Daisy muss in meinen Augen gerade schnell erwachsen werden durch den Tod ihrer Zieheltern und dass sie die kleine Nicole ist. Ihr wird da viel aufgebürdet und abverlangt.

Was Tante Lydia alles veranstaltet, um an die Macht zu kommen, die sie am Ende hat, wird nun auch immer klarer durch die Rückblicke. Wenn ich das lese, steht bei mir auch immer die Frage im Raum: Wie weit wäre man selbst bereit alles zu tun, um selbst irgendwie zu überleben und zu bestehen in so einem menschenverachtendem System? Wenn mit so einer Strategie gearbeitet wird, die Leute in Angst und Schrecken zu versetzen - wie viel Widerstand regt sich dann? Eher wenig, glaube ich und deswegen hat meiner Meinung nach das dritte Reich so super funktioniert erstmal...
 

FCK-Fan-Simone

Lehrerin und Mutter
Teammitglied
Fertig mit Abschnitt 3.

Tante Vidala will Elisabeth und Lydia was anhängen. Man erfährt jetzt auch am Beispiel von Becka, wie man Tante werden kann. (Ob Beckas Vater sie missbraucht hat?) Diese Ereignisse waren vor 9 Jahren, somit kann Agnes eigentlich nicht die Mutter der kleinen Nicole sein.
Die Perlenmädchen sind also Anwärterinnen für Tanten. Ob Becka vielleicht Tante Adrianna wird?

Interessant an Atwoods Schreibstil finde ich, dass Lydia manchmal Fragen an sich stellt und diese dann selbst beantwortet. "War ich stolz auf mich?" "Ja, auch das." Diese Phasen in Lydias Leben - Dankschule, 3 Tage Hotel, Prüfung...sehr extrem das alles! Ich kann mir gut vorstellen, dass man nach der Erholung im Hotel alles getan hätte, um nicht zurück in den Schmutz, die Einzelhaft und die angedeuteten noch schlimmeren Strafen zu müssen. Auch dass es angeblich Platzpatronen gab und man sich einreden konnte, dass man nicht zwangsweise zur Mörderin wird, hat wohl dazu beigetragen, das mitzumachen.
Diese Konferenzen waren sehr interessant, wie Lydia mit ihrer Forderung nach Eigenständigkeit der leitenden Frauen zur Chefin wurde.
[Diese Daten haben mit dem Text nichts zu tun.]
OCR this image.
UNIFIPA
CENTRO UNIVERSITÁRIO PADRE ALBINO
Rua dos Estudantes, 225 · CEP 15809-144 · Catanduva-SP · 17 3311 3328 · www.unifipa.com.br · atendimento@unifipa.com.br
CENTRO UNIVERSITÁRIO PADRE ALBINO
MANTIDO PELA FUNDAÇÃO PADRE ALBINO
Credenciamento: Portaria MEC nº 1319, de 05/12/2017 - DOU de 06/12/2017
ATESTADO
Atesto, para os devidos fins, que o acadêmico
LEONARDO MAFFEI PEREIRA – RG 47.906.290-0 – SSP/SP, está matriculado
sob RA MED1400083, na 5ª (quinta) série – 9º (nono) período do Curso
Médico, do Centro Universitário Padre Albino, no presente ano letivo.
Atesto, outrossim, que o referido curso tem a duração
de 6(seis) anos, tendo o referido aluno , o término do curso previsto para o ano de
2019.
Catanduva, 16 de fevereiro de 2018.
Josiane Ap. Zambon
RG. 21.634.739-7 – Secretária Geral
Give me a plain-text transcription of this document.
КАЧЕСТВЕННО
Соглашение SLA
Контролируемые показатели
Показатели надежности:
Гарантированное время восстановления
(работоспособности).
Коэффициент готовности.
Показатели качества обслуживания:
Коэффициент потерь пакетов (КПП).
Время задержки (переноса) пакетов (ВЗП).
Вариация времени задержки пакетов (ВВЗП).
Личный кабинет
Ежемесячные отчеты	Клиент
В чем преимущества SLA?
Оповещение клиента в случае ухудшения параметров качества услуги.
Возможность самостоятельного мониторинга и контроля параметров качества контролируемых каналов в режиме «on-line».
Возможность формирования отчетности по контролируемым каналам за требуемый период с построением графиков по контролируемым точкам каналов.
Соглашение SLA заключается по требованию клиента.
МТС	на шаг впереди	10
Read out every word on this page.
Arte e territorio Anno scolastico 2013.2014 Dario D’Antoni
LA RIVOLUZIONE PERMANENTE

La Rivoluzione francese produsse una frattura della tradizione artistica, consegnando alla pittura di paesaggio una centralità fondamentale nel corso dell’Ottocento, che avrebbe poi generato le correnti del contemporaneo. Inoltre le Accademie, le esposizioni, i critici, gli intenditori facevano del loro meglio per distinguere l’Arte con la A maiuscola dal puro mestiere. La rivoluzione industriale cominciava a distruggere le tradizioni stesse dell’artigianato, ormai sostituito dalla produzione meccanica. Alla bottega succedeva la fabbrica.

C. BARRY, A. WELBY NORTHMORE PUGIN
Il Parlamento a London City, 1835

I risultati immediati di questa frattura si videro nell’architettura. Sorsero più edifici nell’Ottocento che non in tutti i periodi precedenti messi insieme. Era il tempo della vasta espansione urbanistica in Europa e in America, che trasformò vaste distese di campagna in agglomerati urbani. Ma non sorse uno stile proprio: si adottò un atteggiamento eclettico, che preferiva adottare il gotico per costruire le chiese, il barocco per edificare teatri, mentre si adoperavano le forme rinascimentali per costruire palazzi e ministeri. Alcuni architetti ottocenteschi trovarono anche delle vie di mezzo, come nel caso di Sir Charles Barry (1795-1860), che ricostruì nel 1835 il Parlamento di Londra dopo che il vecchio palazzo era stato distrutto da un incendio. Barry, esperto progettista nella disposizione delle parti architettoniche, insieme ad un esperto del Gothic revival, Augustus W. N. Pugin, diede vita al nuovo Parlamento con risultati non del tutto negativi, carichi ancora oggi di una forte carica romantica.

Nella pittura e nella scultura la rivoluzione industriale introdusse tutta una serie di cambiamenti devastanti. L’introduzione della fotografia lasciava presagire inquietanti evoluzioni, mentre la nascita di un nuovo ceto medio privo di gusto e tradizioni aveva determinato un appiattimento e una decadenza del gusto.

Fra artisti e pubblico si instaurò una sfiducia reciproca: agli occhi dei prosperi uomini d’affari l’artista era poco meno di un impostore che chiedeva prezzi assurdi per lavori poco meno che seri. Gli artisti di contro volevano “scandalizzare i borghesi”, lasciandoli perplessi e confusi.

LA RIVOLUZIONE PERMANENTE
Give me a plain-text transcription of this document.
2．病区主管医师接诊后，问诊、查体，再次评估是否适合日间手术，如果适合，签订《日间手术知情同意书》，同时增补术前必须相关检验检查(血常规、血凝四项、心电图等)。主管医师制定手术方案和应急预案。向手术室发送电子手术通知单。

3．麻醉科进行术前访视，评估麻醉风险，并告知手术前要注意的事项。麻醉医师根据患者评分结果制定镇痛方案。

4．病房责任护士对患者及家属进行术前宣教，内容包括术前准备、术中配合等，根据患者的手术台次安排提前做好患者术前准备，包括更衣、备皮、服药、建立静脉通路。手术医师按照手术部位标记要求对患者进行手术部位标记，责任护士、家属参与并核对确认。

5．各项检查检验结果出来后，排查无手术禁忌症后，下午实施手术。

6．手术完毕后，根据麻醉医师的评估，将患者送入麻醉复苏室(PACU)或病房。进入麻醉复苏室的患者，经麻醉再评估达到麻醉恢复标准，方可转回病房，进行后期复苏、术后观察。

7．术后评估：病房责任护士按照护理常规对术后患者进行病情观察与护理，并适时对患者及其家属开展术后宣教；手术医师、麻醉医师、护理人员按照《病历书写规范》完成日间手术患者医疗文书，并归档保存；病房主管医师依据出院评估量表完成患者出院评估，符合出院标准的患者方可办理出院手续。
Das spannendste geschah aber in Kanada: Hammer, diese Sache mit dem Maulwurf und dass Daisy nach Gilead einreisen soll! Das ist wirklich sehr fesselnd, weshalb ich bald weiterlesen will!
 

FrauE

Babbel !
Beckas Furcht vor der Ehe und ihr Versuch, sich mit der Blumenschere tödlich zu verletzen, ist auch ein kleiner Schlüsselmoment im dritten Abschnitt. Tante Lydia bekommt so eine sehr dankbare Marionette, die sie wohl zu ihren Zwecken nutzen wird.
 

Malou

Nicht gut mit Worten
"Tante Gabbana" ist ja mal ein cooler Name. Dafür, dass sie so gegen Eitelkeiten sind, greifen sie bei ihren Tantennamen aber auf interessante Varianten zurück.

Die Vor-Hochzeitsphase ist gruselig, jegliche Selbstbestimmung ist genommen. Das war in ihrer Kindheit natürlich auch schon so, aber nun ist es doch noch gravierender und sie ist sich dessen mehr bewusst. Dann kommt das Grün des Kleides auf dem Einband von dieser Vorhochzeitskleidung, nehme ich an? - Die Sachen, die sie in dieser Bräuteschule lernen, finde ich teilweise gar nicht übel - unabhängig von der Situation jetzt. Davon könnte man ruhig auch einiges an den Schulen unterrichten. Und beim Blumenarrangieren musste ich lächeln, ich habe eine britische Bekannte, deren Mutter da wohl eine Meisterin drin war und irgendwann zu denen gehörte, welche die Arrangements in der Kirche für Princess Margarets Hochzeit machen durften. Das war wohl ein sehr großer Moment für sie, was ich immer so herrlich britisch fand.

Shunammite nervt immer noch, aber Becka ist sehr eindringlich in ihrer furchtbaren Angst. Hier finde ich es gut, daß uns nicht alles auf dem Silbertablett serviert wird, man erahnt, was sie Furchtbares erlebt hat und dadurch wirkt es noch Furchtbarer, als wenn es detailliert erklärt würde.
Nun bekommt sie also einen Ausweg (wenn man es denn so nennen kann), wenn auch nicht aus Menschenfreundlichkeit, sondern damit sie nicht irgendwann vom Deckenbalken hängt. Was für ein Leben.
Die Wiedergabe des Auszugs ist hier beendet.